Why Losing at Melbourne Was the Best Thing That Could Happen
Musings on the fourth Ashes Test from an anonymous former Australian Test cricketer
Let me tell you why losing at Melbourne was the smartest thing Australia’s done all series.
Forget switching Trav to the top of the order to kickstart our summer. Forget Kez standing up to the stumps to blow the brain gaskets of every muddleheaded Pom who wants to wander down the pitch like they’re on a bushwalk. Forget flying in Cummo to win us the one Test, then sending him back off to Cotton Wool Land to shoot more Chemist Warehouse commercials or pose for GQ in thoughtful solar-powered black and white photos or whatever the hell the handsome bugger spends his spare time doing.
Nah, the smartest thing we did all summer was lose at the MCG in two days and let England think they’ve figured something out.
Now, I don’t know if Ron McDonald planned this, but I wouldn’t put it past him. The bloke’s a complete nerd - all numbers and analytics and contingency plans and pie charts about how many pie charts he has in his PowerPoint slides. Probably has a spreadsheet for how many times Starcy should adjust his box per over. Or how many times he should adjust Root’s.
What I’m saying is that you can’t put anything past these analytical poindexters. Always playing the long game, seeing patterns us normal blokes miss. Could be he looked at that green top and thought ‘you know what, losing here might actually win us the next three Ashes series.’
Look, probably not. Nobody sets out to lose a Test match - goes against everything the baggy green stands for. But then again, you don’t get to be national coach by thinking like a normal person. Those blokes play 4D chess while we’re still trying to remember how to set up the board.
But whether McDonald engineered it or just got lucky, the result’s the same: absolutely perfect. England’s walking away from that shitshow thinking Bazball works. They’re convinced now. Adelaide proved abandoning it doesn’t help - they tried batting like adults and got pumped anyway. Melbourne proved committing to it wins matches. Open and shut case in the twin brain cell potato brains of McCullum and Stokes, yeah?
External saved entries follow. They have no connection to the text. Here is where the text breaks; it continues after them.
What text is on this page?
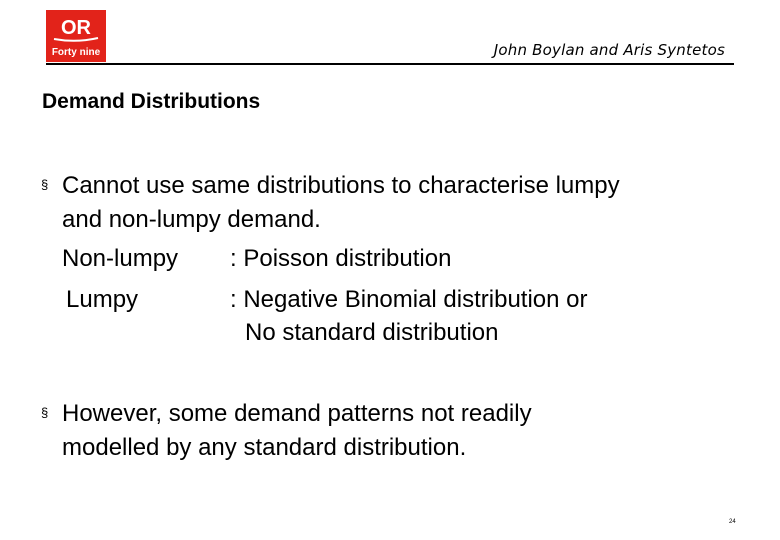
OR
Forty nine	John Boylan and Aris Syntetos
Demand Distributions
§ Cannot use same distributions to characterise lumpy
and non-lumpy demand.
Non-lumpy : Poisson distribution
Lumpy	: Negative Binomial distribution or
No standard distribution
§ However, some demand patterns not readily
modelled by any standard distribution.
24
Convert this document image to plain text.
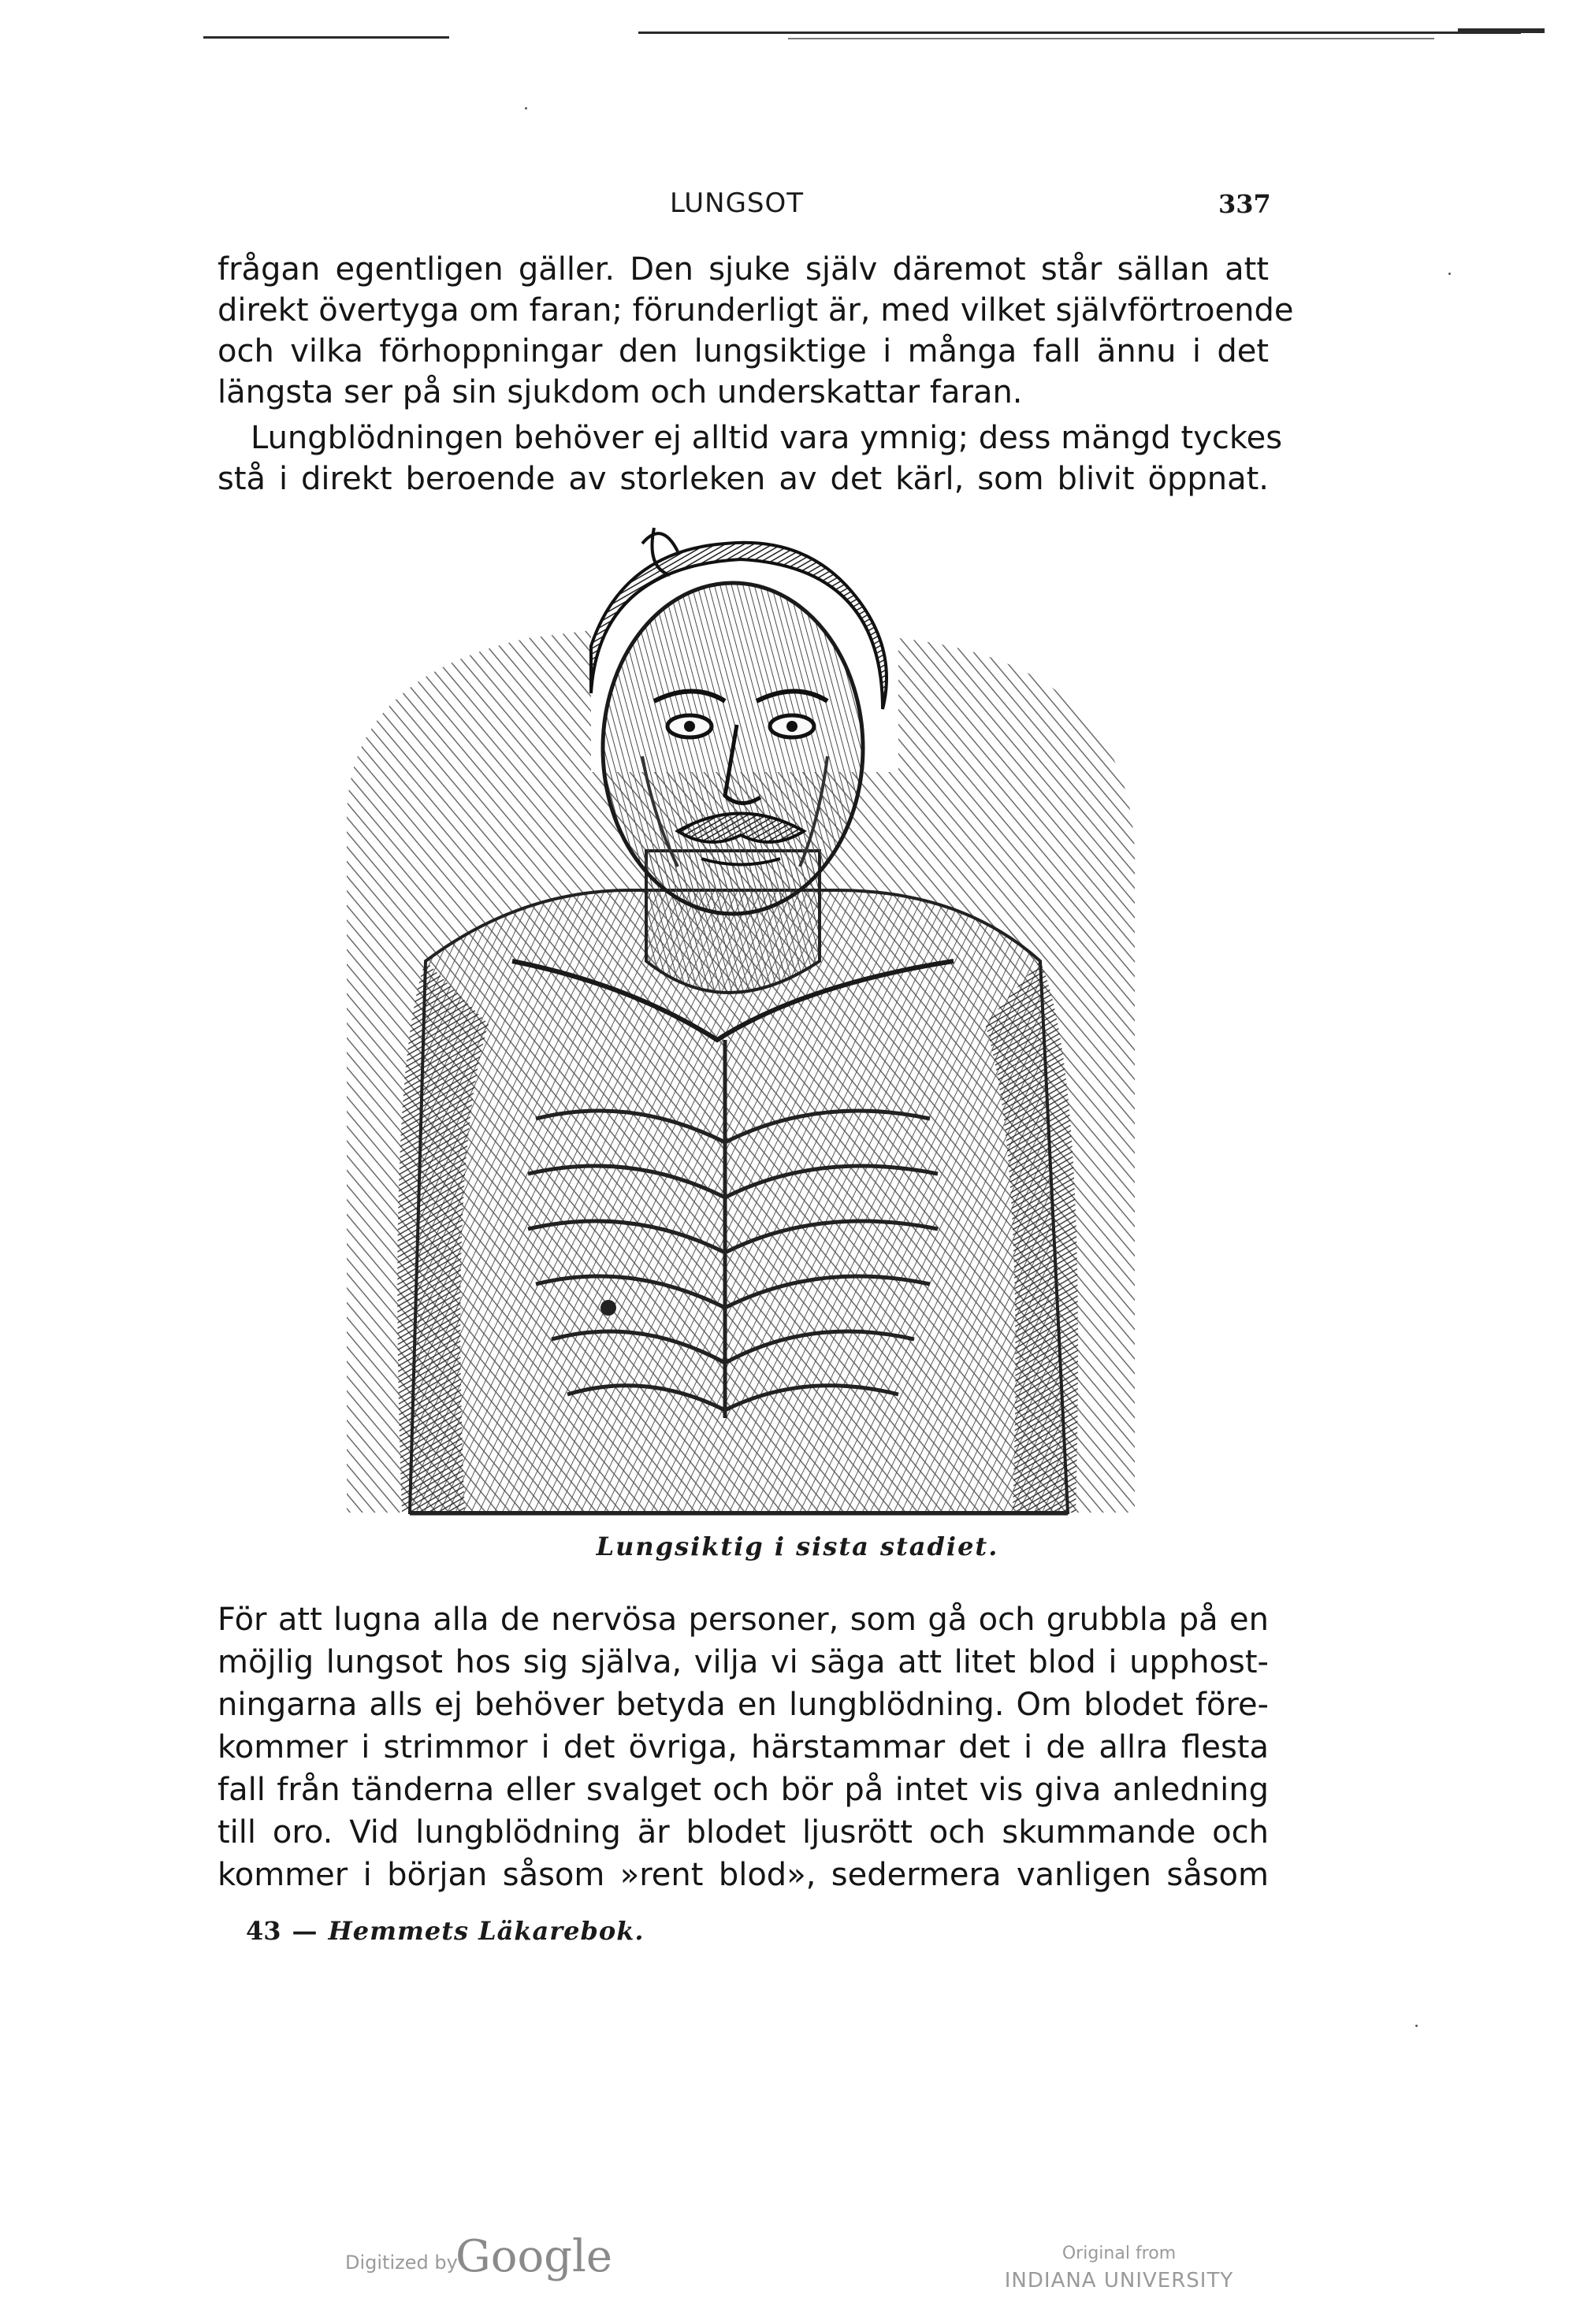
LUNGSOT	337
frågan egentligen gäller. Den sjuke själv däremot står sällan att
direkt övertyga om faran; förunderligt är, med vilket självförtroende
och vilka förhoppningar den lungsiktige i många fall ännu i det
längsta ser på sin sjukdom och underskattar faran.
Lungblödningen behöver ej alltid vara ymnig; dess mängd tyckes
stå i direkt beroende av storleken av det kärl, som blivit öppnat.
Lungsiktig i sista stadiet.
För att lugna alla de nervösa personer, som gå och grubbla på en
möjlig lungsot hos sig själva, vilja vi säga att litet blod i upphost-
ningarna alls ej behöver betyda en lungblödning. Om blodet före-
kommer i strimmor i det övriga, härstammar det i de allra flesta
fall från tänderna eller svalget och bör på intet vis giva anledning
till oro. Vid lungblödning är blodet ljusrött och skummande och
kommer i början såsom »rent blod», sedermera vanligen såsom
43 — Hemmets Läkarebok.
Digitized by
Google	Original from
INDIANA UNIVERSITY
Sure, we all know it’s completely wrong-headed. But they don’t know that, do they? And that’s bloody brilliant for us.
Because here’s what actually happened at Melbourne: the MCG rolled out the greenest bloody monstrosity you’ve seen since my youngest kid played Shrek in the Sunday School nativity play. The curator left ten millimetres of grass on the pitch, for reasons known only to himself. (By the way, since when do groundsmen tell us how closely they mow their grass? Or not, as in this case. Do we really need to know these things to the fucken millimetre? ‘Oh, you thought this was six bees’ dicks’ worth of greenery? I’m sorry to tell you, Smudge, that it’s actually eleven and a half mozzie testicles’.)
Look, whatever. It was a green top. We’ve all played on them and survived. Hell, thrived. I remember Tugga and Gilly on a classic green mamba against the Saffers one time - the skipper doing his ‘not going to catch me hooking’, jumping out of the way, squirting singles to deep fine, accumulation business, while ol’ Churchy just teed off like an absolute lug-eared maniac. Great stuff. Everybody has their own methods.